Малинин показательно опечалился, смахнул незримую слезу и отвернулся. Оля мысленно поаплодировала ему: человека с таким скорбным лицом расспрашивать было бы просто невежливо.
– Так вы послезавтра приходите, – Галина Юрьевна проявила такт и отступила. – Послезавтра будут похороны, ой, горюшко-то какое!
Соседка тоже закручинилась. Малинин молча кивнул и потянул вздыхавшую и пошатывавшуюся Олю вниз по лестнице, но увел ее недалеко – на площадку между этажами.
– Подождем, – сказал он, попрочнее установив ее в углу у мусоропровода. – Если в квартире кто-то прячется, он рано или поздно выйдет.
– Не позднее послезавтрашнего дня, – согласилась Оля, прислушиваясь к нараставшему шуму.
В открытую для вентиляции форточку залетали красивые снежинки и некрасивые слова: во дворе кто-то скверно ругался. Нецензурную брань дополняли высокий булькающий лай и низкий раскатистый рык.
– Боюсь, у меня не так много времени, – пробормотал Малинин, сделав тщетную попытку выглянуть в слишком маленькую для его головы форточку. – Вот черт!
И он с ускорением поскакал вниз, но где-то на середине второго пролета задрал голову, чтобы крикнуть:
– Я позвоню!
– По статистике, это самое лживое из всех мужских обещаний! – фыркнула Оля, которая иногда читала не только умные книжки, но и глянцевые журналы.
Она выглянула в форточку, пропускная способность которой позволяла проявить умеренную любознательность изящно сложенной девушке, и увидела во дворе допотопный автомобиль Малинина, а рядом с ним – соседку с первого этажа, злобную бабку Семину, ненавидевшую все живое, за исключением собственной собачки. Ее старуха прятала в шубном рукаве, откуда и доносился захлебывающийся визгливый лай. Источник солидного басовитого рева находился в машине.
– Мишка, мишка, где твоя улыбка? – пробормотала Оля, враз смекнув, кого именно облаивают пинчер и его хозяйка.
Выскочивший из подъезда Малинин достиг своего авто в тройном прыжке, дернул на себя дверцу и со словами: «Всем спасибо, все свободны!» – бухнулся на сиденье.

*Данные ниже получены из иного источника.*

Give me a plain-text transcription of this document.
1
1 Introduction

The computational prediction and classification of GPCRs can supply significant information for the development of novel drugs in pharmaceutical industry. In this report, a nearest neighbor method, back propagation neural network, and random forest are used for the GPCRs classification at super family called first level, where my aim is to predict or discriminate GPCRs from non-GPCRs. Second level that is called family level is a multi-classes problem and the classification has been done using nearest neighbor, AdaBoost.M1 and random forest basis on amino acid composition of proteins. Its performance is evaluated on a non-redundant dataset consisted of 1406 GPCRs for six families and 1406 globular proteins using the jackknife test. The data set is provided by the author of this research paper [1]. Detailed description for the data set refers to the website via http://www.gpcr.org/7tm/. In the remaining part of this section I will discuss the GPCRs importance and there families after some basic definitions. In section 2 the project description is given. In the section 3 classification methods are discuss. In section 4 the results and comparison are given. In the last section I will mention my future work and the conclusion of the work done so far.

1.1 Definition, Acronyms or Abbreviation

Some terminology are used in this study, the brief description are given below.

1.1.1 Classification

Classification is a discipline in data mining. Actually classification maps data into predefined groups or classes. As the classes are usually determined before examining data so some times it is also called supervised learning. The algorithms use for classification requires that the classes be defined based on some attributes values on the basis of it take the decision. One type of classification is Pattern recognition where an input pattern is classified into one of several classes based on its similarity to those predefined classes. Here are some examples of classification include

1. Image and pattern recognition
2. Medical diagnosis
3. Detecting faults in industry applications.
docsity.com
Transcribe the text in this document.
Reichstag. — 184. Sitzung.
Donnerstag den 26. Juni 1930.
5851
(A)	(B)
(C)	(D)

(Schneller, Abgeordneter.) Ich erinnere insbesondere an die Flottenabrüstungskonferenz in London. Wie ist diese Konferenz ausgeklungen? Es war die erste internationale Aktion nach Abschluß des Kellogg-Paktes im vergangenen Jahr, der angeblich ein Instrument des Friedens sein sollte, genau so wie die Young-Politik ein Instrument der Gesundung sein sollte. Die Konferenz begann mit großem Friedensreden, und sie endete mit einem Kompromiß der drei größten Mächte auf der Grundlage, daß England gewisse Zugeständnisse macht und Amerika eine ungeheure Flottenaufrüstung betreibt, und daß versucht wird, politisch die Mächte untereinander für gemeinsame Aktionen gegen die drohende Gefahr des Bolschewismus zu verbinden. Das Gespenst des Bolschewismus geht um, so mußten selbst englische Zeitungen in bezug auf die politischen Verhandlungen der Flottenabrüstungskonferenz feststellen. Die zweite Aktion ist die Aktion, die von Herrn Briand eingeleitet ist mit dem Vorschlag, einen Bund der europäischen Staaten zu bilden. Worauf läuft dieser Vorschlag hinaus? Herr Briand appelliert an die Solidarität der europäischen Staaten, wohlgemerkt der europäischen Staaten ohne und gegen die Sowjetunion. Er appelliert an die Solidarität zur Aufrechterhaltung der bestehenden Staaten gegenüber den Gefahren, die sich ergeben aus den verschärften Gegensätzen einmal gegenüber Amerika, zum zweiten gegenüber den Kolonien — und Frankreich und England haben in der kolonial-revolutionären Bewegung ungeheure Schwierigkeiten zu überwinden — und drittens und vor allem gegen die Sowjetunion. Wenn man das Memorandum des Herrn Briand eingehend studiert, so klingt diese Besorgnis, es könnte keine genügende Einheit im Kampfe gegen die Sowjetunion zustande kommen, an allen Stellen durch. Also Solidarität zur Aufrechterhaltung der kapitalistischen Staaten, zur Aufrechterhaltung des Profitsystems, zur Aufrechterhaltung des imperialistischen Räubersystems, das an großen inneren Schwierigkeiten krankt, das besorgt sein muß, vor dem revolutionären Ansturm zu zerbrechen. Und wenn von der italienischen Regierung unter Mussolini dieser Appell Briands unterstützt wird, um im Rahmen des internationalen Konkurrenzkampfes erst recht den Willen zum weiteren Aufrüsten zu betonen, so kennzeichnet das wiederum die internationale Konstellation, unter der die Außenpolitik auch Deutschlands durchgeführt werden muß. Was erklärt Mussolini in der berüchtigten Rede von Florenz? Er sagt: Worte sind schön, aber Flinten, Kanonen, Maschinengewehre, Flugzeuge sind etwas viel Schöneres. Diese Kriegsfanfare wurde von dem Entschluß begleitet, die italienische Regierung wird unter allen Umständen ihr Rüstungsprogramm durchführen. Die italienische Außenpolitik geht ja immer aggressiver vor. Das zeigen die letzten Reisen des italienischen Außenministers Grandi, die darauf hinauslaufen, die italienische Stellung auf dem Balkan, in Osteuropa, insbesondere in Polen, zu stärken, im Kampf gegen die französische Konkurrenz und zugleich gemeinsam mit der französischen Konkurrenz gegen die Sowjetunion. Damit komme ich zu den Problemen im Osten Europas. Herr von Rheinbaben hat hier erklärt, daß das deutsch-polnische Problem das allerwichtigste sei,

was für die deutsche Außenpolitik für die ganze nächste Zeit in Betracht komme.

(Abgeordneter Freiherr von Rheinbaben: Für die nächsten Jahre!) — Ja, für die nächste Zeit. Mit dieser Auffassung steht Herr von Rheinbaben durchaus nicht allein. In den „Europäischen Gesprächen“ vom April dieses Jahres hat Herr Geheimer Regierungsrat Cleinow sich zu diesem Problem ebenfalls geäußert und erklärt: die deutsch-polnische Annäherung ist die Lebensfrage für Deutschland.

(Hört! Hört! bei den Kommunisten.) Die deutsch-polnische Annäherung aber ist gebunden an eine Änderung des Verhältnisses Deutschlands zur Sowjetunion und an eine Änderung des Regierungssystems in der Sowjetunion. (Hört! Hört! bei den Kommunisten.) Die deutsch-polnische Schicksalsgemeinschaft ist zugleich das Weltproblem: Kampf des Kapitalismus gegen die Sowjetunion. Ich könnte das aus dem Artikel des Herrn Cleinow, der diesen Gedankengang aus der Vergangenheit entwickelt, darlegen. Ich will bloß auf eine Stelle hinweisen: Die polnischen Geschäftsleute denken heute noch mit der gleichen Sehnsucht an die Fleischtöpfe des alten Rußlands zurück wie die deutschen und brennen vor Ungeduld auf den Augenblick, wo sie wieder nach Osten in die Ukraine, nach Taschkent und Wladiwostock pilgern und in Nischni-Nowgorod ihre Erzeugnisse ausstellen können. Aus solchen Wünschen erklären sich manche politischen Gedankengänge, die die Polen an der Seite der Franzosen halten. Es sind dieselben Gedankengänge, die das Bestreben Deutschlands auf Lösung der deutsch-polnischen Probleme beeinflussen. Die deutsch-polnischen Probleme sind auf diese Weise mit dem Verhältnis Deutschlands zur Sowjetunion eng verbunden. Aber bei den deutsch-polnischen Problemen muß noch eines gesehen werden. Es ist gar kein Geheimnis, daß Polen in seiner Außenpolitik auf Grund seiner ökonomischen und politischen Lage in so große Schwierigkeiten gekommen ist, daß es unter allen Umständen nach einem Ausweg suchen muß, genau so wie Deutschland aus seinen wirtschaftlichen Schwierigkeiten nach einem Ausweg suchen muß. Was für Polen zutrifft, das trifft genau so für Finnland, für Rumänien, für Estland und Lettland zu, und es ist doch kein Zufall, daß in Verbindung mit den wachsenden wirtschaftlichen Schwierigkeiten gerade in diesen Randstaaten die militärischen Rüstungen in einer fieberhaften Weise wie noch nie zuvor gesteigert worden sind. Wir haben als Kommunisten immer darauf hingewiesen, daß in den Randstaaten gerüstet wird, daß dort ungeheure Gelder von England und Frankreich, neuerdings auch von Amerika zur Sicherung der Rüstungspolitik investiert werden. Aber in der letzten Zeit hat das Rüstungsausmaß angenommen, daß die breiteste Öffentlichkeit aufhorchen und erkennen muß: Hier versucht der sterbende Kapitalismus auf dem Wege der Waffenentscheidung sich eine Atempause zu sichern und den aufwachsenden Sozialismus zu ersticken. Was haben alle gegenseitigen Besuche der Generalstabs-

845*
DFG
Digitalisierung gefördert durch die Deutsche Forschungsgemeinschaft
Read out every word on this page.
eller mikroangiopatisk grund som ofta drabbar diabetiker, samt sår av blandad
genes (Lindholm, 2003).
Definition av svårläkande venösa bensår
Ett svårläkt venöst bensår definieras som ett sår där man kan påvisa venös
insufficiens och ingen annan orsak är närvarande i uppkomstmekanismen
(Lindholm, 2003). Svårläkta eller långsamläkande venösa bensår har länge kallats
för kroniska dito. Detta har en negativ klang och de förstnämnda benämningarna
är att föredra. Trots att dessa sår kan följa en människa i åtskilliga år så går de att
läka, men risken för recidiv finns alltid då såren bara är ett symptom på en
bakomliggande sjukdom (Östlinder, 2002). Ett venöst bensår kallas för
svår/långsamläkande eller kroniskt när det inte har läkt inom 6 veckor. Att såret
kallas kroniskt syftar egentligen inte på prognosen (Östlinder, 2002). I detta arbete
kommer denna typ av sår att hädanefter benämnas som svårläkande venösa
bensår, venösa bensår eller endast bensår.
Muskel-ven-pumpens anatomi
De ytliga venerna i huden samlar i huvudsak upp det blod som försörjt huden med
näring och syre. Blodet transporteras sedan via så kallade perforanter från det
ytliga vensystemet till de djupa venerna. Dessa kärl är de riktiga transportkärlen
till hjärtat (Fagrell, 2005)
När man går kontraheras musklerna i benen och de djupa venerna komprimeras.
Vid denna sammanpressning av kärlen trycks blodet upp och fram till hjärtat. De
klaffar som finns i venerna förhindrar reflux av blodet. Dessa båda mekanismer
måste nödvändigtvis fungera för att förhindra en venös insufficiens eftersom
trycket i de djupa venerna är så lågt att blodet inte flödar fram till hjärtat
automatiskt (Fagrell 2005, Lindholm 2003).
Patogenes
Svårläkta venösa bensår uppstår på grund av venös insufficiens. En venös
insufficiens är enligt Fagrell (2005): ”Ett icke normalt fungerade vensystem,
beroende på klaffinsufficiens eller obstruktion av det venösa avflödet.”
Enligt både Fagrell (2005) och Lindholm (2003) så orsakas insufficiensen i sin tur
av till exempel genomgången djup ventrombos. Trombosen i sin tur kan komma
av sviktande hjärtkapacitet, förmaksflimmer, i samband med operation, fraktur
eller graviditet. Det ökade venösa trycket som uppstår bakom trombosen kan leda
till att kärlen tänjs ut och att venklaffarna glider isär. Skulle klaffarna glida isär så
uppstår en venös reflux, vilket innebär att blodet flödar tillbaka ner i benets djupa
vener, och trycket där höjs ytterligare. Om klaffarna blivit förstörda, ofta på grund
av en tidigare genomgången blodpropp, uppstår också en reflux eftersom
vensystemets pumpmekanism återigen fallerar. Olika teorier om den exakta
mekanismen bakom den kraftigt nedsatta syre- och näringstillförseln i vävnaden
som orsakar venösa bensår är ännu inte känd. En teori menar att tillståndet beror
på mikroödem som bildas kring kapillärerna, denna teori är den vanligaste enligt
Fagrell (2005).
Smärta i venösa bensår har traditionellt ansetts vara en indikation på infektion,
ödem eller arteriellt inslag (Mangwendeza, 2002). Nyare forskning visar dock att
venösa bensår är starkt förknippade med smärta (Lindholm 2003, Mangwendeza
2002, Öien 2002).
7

Медвежий рев моментально стих, а бабка с жучкой, напротив, заголосили еще громче и шумели до тех пор, пока разнообразно обруганная «шестерка» не выехала со двора.
Оля вернулась домой.
Чинное караоке вошло в неконтролируемую стадию стихийного разгула. Нестройный хор тянул песни с большим чувством и великолепным пренебрежением к аккомпанементу. В буфете звякал хрусталь: кто-то уже пустился в пляс.
Оля знала, что такое русское народное веселье – бессмысленное и беспощадное, как русский же бунт. В последний раз, когда ее затянули на хуторской праздник в честь дедова юбилея, гулянье началось с торжественных речей, а закончилось полночным катанием на мотоцикле «Урал». Причем в седло и коляску могучего мотоконя волшебным образом поместилось не меньше десяти человек, и те из них, кто был в сознании, по ходу движения долго и безрезультатно препирались, пытаясь определить хозяина ноги, которая волочилась за тарахтящим «Уралом», как плуг за трактором.